Cinéma / SI BEALE STREET POUVAIT PARLER de Barry Jenkins .

Harlem, dans les années 1970, la vie d’un jeune couple noir, va basculer suite à l’arrestation du jeune homme pour un délit qu’il n’a pas commis. Le roman de James Baldwin remarquablement adapté par le réalisateur  révélé et oscarisé pour Moonlight (2017) , est un constat bouleversant sur la violence raciste et les préjugés instrumentalisés par la haine institutionnelle. Un film coup de poing ..

lls sont jeune et ils sont beaux, la couleur de leur peau est noire. Ils ont grandi ensemble au cœur de Harlem et au fil du temps la complicité d’enfance s’est déclinée en attirance amoureuse. Son ressenti qui finit par se concrétiser, par des gestes retenus et des moments de partage intense, que la promenade de la séquence d’ouverture du film décrit comme une ballade romantique dans les rues de New-York, puis au cœur de l’ espace naturel qui la prolonge . L’osmose de la nature et de la lumière qui l’irradie sublime ce rendez-vous d’automne où , le concentré de l’instant amoureux, les protège de son cocon . Magnifique séquence où Tish ( Kiky Lane) et Fonny ( Stephan James ) dont le cinéaste , en cet instant décrit la force de l’amour et la complicité qui les lie, celle qui va leur permettre de trouver les forces pour faire face à ce qui , bientôt, va les précipiter dans la tragédie. Le récit conduit par la voix-off de Tish, prenant la dimension d’un voyage dans l’espace-temps où s’entremêlent le souvenirs du passé et les tribulations du présent, est construit comme une puzzle où viennent interférer les éléments du combat que cette dernière et sa famille vont devoir mener, pour faire surgir la vérité. Celle d’un imbroglio juridique révélateur des compromis dans lesquels tout un système se retrouve impliqué afin d’accabler, Fonny . La     « solidarité familiale », et le fort lien du couple va devoir faire preuve de ténacité pour tenter de faire éclater la vérité . Le combat de David contre Goliath au cœur des eaux troubles des compromis, du racisme et ses préjugés tenaces :«  un noir, qui se retrouve en état d’arrestation est forcément un peu coupable! … ». D’autant que l’acharnement auquel nos amoureux , et tous ceux qui les soutiennent, ne fait qu’attiser encore un peu plus , celui des ségrégationnistes bien décidés, à les faire plier !…

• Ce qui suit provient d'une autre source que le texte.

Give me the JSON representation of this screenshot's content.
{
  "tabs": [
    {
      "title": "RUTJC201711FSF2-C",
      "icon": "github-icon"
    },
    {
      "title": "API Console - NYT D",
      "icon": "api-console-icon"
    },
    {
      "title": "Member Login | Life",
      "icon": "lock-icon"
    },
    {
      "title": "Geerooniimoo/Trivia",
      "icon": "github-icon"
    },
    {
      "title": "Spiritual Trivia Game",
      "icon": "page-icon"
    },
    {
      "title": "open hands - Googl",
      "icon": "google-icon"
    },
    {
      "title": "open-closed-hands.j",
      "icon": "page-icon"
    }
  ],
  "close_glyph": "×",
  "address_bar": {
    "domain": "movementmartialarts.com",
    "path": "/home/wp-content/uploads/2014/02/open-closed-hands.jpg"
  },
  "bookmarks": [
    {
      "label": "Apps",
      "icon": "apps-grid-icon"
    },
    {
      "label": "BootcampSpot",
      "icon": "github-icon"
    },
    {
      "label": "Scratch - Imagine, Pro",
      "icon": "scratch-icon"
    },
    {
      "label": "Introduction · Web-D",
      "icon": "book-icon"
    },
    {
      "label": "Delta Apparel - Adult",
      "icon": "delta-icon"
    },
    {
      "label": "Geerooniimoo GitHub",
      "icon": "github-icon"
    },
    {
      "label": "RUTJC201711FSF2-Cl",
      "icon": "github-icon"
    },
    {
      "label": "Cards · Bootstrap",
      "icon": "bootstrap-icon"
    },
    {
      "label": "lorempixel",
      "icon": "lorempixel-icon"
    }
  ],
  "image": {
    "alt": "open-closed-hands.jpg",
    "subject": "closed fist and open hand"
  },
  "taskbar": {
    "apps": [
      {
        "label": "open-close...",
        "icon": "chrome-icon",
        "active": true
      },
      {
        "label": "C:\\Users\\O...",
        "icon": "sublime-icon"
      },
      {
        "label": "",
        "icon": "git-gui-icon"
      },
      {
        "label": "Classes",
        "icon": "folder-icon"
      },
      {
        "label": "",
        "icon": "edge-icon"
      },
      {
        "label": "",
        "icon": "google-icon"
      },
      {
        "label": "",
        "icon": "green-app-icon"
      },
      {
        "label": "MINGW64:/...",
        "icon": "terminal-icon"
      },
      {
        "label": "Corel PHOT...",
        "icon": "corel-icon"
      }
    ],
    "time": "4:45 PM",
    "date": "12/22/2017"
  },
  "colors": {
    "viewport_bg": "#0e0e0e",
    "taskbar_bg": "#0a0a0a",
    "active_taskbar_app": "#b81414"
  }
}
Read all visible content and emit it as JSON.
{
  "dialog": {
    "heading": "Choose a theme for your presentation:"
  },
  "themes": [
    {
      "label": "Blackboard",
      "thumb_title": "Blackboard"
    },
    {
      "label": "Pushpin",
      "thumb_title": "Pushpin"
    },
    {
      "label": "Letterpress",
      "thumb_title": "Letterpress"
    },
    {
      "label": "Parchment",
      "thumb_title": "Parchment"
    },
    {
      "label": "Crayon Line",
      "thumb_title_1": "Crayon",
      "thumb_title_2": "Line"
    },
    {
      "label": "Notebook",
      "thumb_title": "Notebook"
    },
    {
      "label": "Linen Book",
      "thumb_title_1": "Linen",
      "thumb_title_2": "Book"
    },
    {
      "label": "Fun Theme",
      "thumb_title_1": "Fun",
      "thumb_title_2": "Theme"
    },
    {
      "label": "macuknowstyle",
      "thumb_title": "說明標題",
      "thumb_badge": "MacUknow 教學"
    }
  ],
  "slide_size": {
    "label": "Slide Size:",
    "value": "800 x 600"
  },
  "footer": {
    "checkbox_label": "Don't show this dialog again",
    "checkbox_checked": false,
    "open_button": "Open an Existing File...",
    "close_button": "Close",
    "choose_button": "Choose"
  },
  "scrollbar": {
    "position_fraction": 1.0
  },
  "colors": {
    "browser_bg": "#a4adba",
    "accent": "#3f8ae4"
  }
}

Tish ( Kiki Layne  ) e t Fonny ( Stephan James ) – crédit photo : Mars films Distribution-

Dans une scène-clé très forte, Daniel ( Brian Tyree Henry) l’ami de Fonny qui est l’unique témoin sur lequel repose l’ alibi prouvant qu’il était en sa compagnie à l’heure où a été commis le délit , définit admirablement les « clés » de ce qui se joue. Au cœur de cette séquence où les deux hommes se confient, ouvrant le débat sur l’engrenage du mécanisme évoqué ci-dessus , dont Daniel exprime , véritablement l’enjeu «  ils ont tout fait pour me briser , me terroriser ! » , dit-il ,prévenant son ami de ce qui l’attend en prison . Daniel , arrêté lui aussi dans des conditions plus que discutables et condamné à deux ans de prison , sait que son témoignage en faveur de son ami, sera « récusé », pour cette raison. Le récit , au cours des flashs-backs , dévoile alors , le suspense « terrorisant » des rouages destinés à faire de Fonny, le coupable idéal. Celle des circonstances de son arrestation due au flic raciste décidé à se « payer » un black, jusqu’au faux témoignage auquel la victime manipulée , elle-même appartenant à une autre minorité ( Portoricaine) opprimée, va être poussée . La double oppression abjecte justifiant, ici , certains moyens de domination mis en œuvre par un pouvoir policier et judiciaire se retrouvant défié, par la détermination qui lui est opposée, et veut faire un exemple. Comme en témoigne la scène dans les salons d’une assemblée de personnalités réunies liées au fonctionnement de la justice ,où l on toise d’un regard réprobateur ce jeune avocat blanc , choisi par la famille de Tish, pour défendre leur cause !. De la même manière que , tous les arguments utilisés par les défenseurs des droits civiques, vont se voir opposer la virulence des machinations de certains procureurs et autres magistrats réactionnaires, complices. Bref le combat de la famille de Fonny , qui soulève bien des questions sur le « déni » de justice , va déclencher des réactions virulentes et des répercussions qui le seront tout autant,  pour la famille de Tish, subissant toutes les pressions et harcèlements possibles pour entraver son combat…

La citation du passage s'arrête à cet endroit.